Selain aktif di SI ia juga aktif berjuang melawan Belanda saat menjabat konsul Muhammadiyah di Makasar dan Medan tahun 1936. Di dalam buku otobiografinya yang berjudul Kenang-Kenangan Hidup (jilid 4), Buya Hamka menceritakan kiprahnya dalam bergerilya di hutan sekitar Medan dan Sumatra Barat. Ia menjadi penghubung krusial di antara kaum ulama dengan kelompok-kelompok pejuang lainnya.

Kiprah Buya Hamka dalam perjuangan nasional sepanjang 1945-1949, lanjut Azyumardi kian meningkat berbarengan dengan terjadinya perang revolusi menentang kembalinya Belanda ke tanah air. Tahun 1947, Buya Hamka diangkat menjadi Ketua Barisan Pertahanan Nasional bersama Rasuna Said. Selain itu, ia juga diangkat oleh Bung Hatta sebagai Sekretaris Front Pertahanan Nasional.

Keaktifan Buya Hamka dalam perjuangan kemerdekaan dilanjutkan dengan membentuk Badan Pembela Negara dan Kota (BPNK) yang nerupakan barisan perlawanan gerilya terbesar di wilayah Sumatera Barat. Azyumardi menegaskan keaktifan Buya Hamka dalam perjuangan kemerdekaan ini berdasarkan pada prinsip pokok yang dipegangnya.

Buya Hamka meyakini bahwa kemerdekaan bangsa sangat mutlak dalam mewujudkan dan meninggikan kemerdekaan diri, yang merupakan keutamaan dan kebajikan pokok bagi setiap muslim. Menurut Buya Hamka kemerdekaan diri mestilah bersumber dari tauhid. Kemerdekaan bangsa bisa terwujud jika umat Islam memiliki kemerdekaan diri atas dasar tauhid.

Tanpa itu, kemerdekaan bangsa akhirnya dapat hancur berkeping-keping. Aktivisme kejuangan Buya Hamka, lanjut Azyumardi dilanjutkan ketika dia terpilih lewat partai Masyumi sebagai anggota Konstituante pada Pemilu 1955.

Meski pada awalnya, ia berjuang menjadikan Indonesia sebagai Negara Islam, ia legowo dan selanjutnya menerima Pancasila sebagai dasar negara dan demokrasi sebagai sistem politik. Di masa Orde Lama pimpinan Presiden Soekarno, Buya Hamka berseberangan.

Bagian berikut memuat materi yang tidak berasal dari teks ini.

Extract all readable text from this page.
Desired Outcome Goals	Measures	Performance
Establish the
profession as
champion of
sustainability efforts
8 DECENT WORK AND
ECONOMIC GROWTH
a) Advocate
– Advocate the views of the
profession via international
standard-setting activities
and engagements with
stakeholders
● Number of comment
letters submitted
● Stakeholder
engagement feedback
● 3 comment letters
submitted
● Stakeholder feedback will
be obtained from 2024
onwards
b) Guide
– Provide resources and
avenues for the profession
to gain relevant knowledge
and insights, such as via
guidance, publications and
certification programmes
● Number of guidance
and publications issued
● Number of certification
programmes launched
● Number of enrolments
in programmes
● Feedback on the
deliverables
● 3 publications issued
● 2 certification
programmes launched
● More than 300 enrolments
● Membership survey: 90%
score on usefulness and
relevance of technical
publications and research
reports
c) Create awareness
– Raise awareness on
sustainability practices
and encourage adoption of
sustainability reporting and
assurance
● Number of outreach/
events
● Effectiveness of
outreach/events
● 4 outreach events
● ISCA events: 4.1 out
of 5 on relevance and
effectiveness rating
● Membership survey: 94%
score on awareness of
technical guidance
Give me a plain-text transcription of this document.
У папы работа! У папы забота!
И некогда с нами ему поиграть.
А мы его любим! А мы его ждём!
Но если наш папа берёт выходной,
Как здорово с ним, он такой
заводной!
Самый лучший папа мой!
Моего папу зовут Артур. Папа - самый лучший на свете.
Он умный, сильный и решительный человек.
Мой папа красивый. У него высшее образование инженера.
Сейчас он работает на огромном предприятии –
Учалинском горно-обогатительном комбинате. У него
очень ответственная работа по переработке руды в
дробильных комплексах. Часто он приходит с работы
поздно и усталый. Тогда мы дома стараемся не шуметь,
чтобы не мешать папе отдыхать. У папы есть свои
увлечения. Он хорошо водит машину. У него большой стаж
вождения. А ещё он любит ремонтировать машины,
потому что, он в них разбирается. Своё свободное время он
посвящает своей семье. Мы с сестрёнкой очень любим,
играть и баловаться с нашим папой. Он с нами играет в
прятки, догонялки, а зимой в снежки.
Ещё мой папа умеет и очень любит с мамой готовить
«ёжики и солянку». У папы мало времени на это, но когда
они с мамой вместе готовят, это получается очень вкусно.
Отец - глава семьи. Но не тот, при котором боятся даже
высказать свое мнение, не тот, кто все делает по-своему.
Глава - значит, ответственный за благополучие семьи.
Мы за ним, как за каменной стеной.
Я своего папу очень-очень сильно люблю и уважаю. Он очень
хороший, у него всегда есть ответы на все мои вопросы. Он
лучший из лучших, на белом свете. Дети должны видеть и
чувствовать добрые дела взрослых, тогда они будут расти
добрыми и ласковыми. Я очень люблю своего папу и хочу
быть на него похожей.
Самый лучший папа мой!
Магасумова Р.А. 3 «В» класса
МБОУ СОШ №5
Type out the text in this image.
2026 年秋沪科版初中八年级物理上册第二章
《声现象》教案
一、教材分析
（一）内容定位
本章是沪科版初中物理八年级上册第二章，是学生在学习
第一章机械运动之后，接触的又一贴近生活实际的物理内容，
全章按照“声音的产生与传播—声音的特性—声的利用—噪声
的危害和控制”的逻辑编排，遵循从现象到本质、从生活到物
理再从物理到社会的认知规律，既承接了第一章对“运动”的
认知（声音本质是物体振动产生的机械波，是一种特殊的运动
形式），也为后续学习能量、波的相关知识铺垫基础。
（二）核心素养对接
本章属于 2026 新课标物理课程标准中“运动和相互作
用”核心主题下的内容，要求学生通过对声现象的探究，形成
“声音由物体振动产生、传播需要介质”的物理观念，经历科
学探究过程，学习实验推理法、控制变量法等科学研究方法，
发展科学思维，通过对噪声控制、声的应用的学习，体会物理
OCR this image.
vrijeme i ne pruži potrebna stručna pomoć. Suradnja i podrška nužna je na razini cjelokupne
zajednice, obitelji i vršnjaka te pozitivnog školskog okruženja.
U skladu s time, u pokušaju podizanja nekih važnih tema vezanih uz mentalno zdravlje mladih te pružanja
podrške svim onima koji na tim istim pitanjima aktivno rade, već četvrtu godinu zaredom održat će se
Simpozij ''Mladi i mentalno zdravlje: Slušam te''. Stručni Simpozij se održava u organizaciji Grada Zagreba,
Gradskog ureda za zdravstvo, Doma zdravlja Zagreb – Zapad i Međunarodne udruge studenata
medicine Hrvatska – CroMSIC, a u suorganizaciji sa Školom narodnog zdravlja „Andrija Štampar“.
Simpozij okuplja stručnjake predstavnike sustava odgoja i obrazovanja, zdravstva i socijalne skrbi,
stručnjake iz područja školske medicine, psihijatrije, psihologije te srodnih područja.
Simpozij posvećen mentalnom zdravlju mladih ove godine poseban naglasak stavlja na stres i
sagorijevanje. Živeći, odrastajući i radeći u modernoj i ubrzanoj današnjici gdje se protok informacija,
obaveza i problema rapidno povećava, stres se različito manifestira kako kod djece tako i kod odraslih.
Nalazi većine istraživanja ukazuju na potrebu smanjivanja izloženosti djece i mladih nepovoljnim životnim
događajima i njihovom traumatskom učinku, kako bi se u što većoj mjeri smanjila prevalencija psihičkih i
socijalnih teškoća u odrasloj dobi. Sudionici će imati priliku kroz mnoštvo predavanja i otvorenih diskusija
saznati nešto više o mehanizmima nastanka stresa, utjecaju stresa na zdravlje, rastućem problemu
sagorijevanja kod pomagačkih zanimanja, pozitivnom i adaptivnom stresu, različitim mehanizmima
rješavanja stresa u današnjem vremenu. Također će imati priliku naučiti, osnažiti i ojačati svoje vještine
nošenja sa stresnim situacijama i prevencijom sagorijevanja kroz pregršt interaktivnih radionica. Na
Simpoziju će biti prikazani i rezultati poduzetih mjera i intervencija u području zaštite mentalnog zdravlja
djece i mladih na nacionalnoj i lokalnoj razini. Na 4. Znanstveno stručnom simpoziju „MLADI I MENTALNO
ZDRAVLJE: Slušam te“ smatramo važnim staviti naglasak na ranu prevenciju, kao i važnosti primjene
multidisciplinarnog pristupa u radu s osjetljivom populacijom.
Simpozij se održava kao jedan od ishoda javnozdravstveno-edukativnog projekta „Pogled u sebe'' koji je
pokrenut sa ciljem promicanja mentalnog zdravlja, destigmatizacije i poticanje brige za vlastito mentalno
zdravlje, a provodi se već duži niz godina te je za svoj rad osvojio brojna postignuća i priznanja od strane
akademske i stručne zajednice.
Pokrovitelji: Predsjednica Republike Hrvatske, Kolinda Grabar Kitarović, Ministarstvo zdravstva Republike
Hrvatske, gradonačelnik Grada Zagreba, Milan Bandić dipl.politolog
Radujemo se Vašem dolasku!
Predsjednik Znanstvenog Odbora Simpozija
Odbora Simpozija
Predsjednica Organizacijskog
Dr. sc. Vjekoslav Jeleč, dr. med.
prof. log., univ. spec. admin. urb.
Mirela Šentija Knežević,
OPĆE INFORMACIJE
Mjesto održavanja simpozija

Dan akhirnya di penjara. Meski dipenjara tanpa di siding, dia terus aktif melakukan perjuangan menyampaikan kebenaran. Ketika Orde Baru berkuasa, dia pun tetap memegang teguh integritas sebagai ulama. Dia berseberangan dengan Presiden Soeharto saat mengeluarkan Fatwa Natal yang sangat tidak disukai oleh pemerintah.